Overcoming the challenges of Apostleship
As he described each of the traits, the archbishop shared some of his own experience with the youth and clarified some misconceptions that people often have.
On the of topic trust without preconditions, he said, “Of course, good methods and structures can be helpful. What Jesus tells us is that we should not place our confidence primarily in them, but in the person of Jesus Christ.”
Addressing hardships and persecutions he observed, “We live in a world that sees suffering as a curse to be avoided at any price. But remember Jesus' warning that hardships, rejection and persecution by the world can’t be avoided. …You and I should feel encouraged, not defeated, by the trials that inevitably come our way.”
Thinking about his 38 years of ministry as a priest, the archbishop had this to say about Jesus never abandons his children: “I can assure you that Jesus never fails; He never fails.”
Archbishop Chaput spent the most time reflecting on the need to be brave in announcing the Gospel without hiding its demands. Matthew 10 shows us, he explained to the young people, “that the worst enemy of the Apostle is fear. In fact, fear is one of the most underrated but most lethal dangers of our time, especially for your generation.”
“Pope John Paul was a visionary, chosen by the Holy Spirit to respond to the particular challenges of our day. And one of those great challenges, all over our world, but especially inside our Church and among our young people, is a fear of offending the world.”

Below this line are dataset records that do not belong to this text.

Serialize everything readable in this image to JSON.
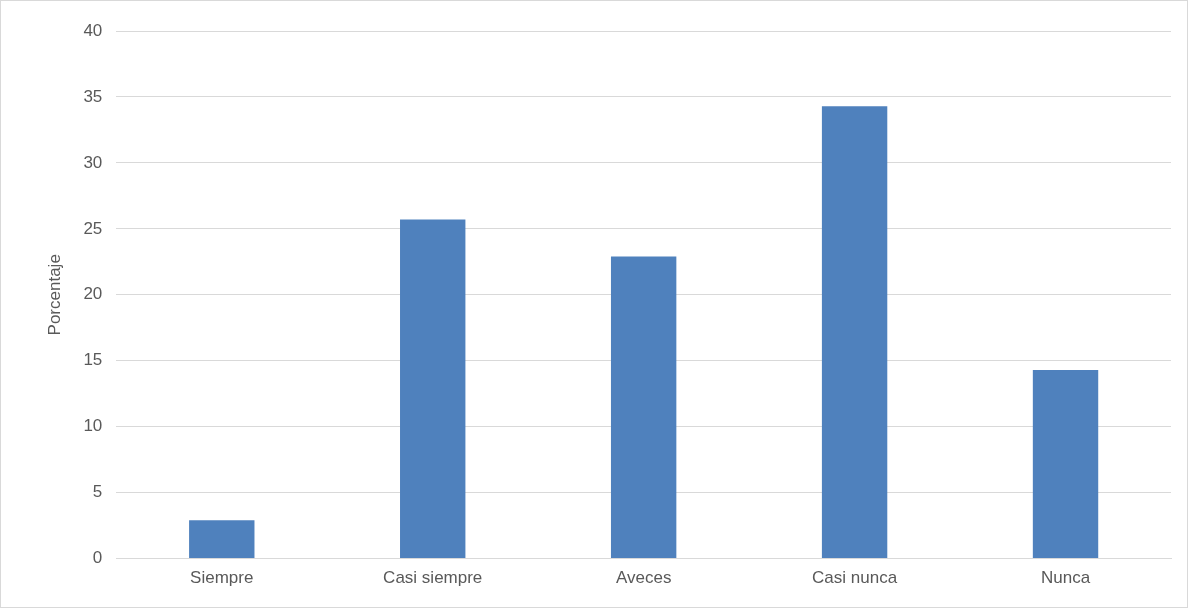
{
  "chart_data": {
    "type": "bar",
    "ylabel": "Porcentaje",
    "categories": [
      "Siempre",
      "Casi siempre",
      "Aveces",
      "Casi nunca",
      "Nunca"
    ],
    "values": [
      2.9,
      25.7,
      22.9,
      34.3,
      14.3
    ],
    "color": "#4f81bd",
    "ylim": [
      0,
      40
    ],
    "yticks": [
      0,
      5,
      10,
      15,
      20,
      25,
      30,
      35,
      40
    ],
    "grid": "y",
    "legend": false
  }
}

Precisely because he was a visionary, Pope John Paul II was able to provide us the antidote to the paralyzing disease of fear: “Open wide the doors to Christ!” Archbishop Chaput instructed. If Christians follow this advice, they will be transformed by the Holy Spirit as the Apostles were. It’s only our fear that prevents God from unleashing all his power in our lives, he said.

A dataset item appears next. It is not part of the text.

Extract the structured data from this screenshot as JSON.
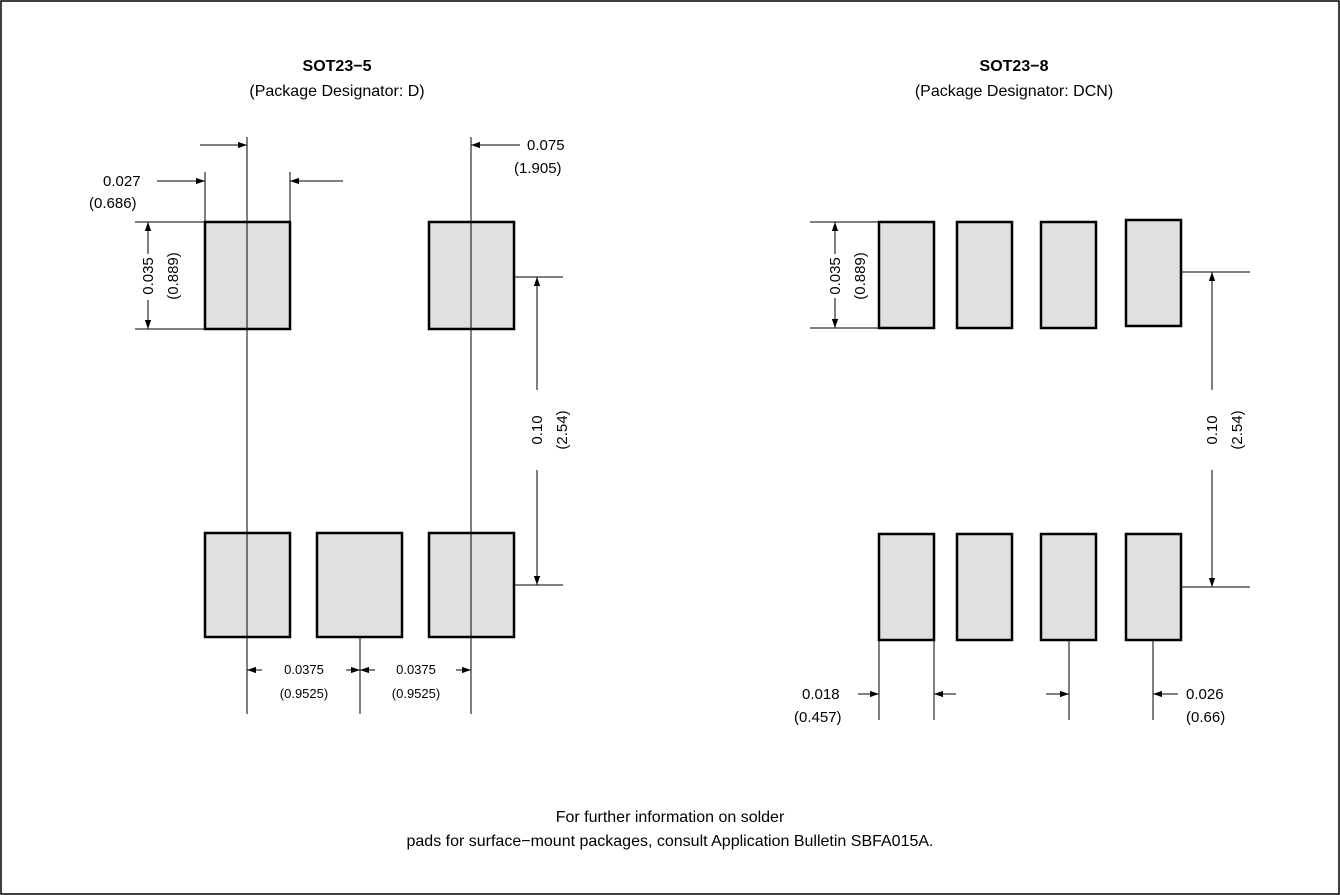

“Being ‘unafraid’ does not mean pretending not to fear. Being brave means overcoming our fear with the strength of the Holy Spirit, just as St. Paul and all the great Christian missionaries did, because proclaiming the truth of Jesus Christ is worth any cost,” the American archbishop explained to the WYD pilgrims.
After calling on the young Catholics to seek out the gift of courage or Fortitude from the Holy Spirit, the archbishop also emphasized the need for formation to meet the challenges presented by modern society.
Reminding the pilgrims of Pope John Paul II’s motto, “Do Not Be Afraid,” Chaput offered a brief reflection on the late Pope’s last words, spoken on his death bed: "I have searched for you, and now you have come to me, and I thank you."
These words, the archbishop recalled, were spoken “to the multitude, especially young people, gathered in St. Peter's Square at the news of his final hours. At the very end of his life, after traveling the world in search of all his flock, especially his lost sheep, the flock was coming to him. What an extraordinary way to meet the end of your life. Reflect on the way you’d like to greet your own death, so that you’ll make the right choices in living your own life honestly and fully in the friendship of God,” he challenged the youth.
“I pray with all my heart that the Holy Spirit will awaken and unleash in you his joy and power, so that you may go out from this World Youth Day renewed, strengthened and encouraged to become apostles of Jesus Christ.”